The Mangala Valles system of channels heads at one of the graben that comprise Memnonia Fossae, extends northward nearly 1000 km across Noachian and Hesperian highlands, and terminates at basins contiguous with Amazonis Planitia. The Mangala Valles system has previously been interpreted to have formed through one or more catastrophic aqueous floods on the basis of similarities between the characteristics of its channel landforms and those of terrestrial systems, including the Channeled Scabland of Washington.
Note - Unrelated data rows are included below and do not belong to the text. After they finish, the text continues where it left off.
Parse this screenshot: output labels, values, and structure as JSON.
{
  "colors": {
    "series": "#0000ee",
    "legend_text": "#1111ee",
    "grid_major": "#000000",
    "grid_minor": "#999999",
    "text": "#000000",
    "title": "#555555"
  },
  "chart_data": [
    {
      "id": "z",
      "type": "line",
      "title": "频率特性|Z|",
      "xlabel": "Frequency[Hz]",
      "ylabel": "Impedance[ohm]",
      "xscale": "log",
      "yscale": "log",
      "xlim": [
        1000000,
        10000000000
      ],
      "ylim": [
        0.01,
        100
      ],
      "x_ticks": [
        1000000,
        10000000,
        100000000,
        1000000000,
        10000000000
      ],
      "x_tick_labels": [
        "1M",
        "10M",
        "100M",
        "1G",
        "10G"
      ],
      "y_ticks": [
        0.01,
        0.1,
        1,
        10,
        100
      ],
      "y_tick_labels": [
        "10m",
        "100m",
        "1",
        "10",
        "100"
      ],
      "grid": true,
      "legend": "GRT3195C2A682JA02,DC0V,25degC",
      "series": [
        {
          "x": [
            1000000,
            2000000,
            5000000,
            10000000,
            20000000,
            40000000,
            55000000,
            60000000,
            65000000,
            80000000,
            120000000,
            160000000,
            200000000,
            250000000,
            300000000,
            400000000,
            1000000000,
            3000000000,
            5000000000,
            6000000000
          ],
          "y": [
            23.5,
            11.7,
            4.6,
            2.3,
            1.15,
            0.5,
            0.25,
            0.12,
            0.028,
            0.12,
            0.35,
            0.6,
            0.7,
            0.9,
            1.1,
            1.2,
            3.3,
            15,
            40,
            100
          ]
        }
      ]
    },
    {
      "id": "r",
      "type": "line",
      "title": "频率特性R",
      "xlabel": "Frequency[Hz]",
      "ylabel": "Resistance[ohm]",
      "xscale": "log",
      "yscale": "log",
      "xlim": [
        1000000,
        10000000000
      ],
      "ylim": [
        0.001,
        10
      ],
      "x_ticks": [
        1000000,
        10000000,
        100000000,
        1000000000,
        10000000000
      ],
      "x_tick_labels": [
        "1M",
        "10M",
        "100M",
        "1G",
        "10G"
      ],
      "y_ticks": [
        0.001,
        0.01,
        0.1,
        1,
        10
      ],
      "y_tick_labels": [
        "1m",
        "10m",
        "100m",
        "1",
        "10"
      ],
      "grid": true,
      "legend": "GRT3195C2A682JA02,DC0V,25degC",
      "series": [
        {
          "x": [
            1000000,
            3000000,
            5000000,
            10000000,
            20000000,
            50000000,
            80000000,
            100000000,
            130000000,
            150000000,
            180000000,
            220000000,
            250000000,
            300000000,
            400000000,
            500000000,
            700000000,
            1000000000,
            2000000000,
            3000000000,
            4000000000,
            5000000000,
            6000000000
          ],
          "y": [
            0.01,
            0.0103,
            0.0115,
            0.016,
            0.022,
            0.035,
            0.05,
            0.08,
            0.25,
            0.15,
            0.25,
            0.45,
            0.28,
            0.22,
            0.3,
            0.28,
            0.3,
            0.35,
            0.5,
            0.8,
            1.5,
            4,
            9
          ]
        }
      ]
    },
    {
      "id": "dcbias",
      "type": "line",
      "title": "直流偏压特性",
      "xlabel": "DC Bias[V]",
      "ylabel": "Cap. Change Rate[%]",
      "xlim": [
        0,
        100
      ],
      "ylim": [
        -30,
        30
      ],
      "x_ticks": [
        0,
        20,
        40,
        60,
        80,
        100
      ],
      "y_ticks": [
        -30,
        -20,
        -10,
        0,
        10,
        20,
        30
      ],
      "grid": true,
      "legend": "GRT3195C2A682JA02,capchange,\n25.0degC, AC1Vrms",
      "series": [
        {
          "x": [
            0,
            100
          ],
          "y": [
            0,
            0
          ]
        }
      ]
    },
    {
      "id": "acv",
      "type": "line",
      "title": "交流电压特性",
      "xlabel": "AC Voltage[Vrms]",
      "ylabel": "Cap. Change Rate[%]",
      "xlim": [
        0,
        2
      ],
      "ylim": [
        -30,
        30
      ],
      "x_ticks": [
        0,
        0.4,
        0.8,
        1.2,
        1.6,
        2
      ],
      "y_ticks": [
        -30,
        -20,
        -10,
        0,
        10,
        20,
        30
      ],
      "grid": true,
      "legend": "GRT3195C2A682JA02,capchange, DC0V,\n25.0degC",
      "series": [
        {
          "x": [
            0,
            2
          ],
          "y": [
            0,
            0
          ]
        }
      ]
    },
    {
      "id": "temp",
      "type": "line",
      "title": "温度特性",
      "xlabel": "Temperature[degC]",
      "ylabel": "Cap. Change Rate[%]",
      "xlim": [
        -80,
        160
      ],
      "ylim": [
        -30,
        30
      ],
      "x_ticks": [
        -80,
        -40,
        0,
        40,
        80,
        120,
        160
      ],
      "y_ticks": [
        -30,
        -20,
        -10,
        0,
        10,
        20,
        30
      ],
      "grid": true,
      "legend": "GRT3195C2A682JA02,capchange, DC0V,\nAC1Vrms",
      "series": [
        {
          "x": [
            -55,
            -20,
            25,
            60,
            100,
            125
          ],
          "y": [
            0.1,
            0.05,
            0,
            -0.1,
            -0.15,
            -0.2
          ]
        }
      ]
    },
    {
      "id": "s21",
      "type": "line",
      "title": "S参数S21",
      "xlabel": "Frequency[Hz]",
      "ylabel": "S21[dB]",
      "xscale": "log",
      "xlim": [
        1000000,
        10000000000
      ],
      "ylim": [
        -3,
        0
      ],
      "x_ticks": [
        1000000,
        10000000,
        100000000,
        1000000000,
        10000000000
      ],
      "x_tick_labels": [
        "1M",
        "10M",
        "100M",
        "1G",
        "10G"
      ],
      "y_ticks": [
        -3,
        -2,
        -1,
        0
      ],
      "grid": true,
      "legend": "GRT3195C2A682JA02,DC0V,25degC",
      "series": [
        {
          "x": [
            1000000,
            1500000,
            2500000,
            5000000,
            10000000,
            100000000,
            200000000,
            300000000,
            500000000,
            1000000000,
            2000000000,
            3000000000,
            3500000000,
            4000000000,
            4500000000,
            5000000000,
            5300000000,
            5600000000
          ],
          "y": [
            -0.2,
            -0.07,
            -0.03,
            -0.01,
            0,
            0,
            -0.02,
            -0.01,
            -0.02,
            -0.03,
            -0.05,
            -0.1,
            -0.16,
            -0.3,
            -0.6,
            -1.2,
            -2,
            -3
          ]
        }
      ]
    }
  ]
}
Although aqueous mechanisms for formation of Mangala Valles are broadly congruous with known characteristics of the channel system, an alternative volcanic hypothesis for formation of the system appears to be worthy of consideration on the basis of (1) its consistency with the volcanotectonic nature of the system and (2) commonalities between the basic nature of the system and that of large volcanic channels of the inner solar system. Estimates based on thermal considerations suggest that formation of Mangala Valles could conceivably have taken place through eruption of a lava volume of ∼2 × 105km3, or roughly the total volume of the terrestrial Columbia River Basalt Group. The volcanic hypothesis for formation of Mangala Valles, and a hybrid hypothesis involving formation of Mangala Valles through aqueous processes followed by or in concert with substantial modification of the system by volcanic erosion and deposition, appears viable and worthy of future consideration.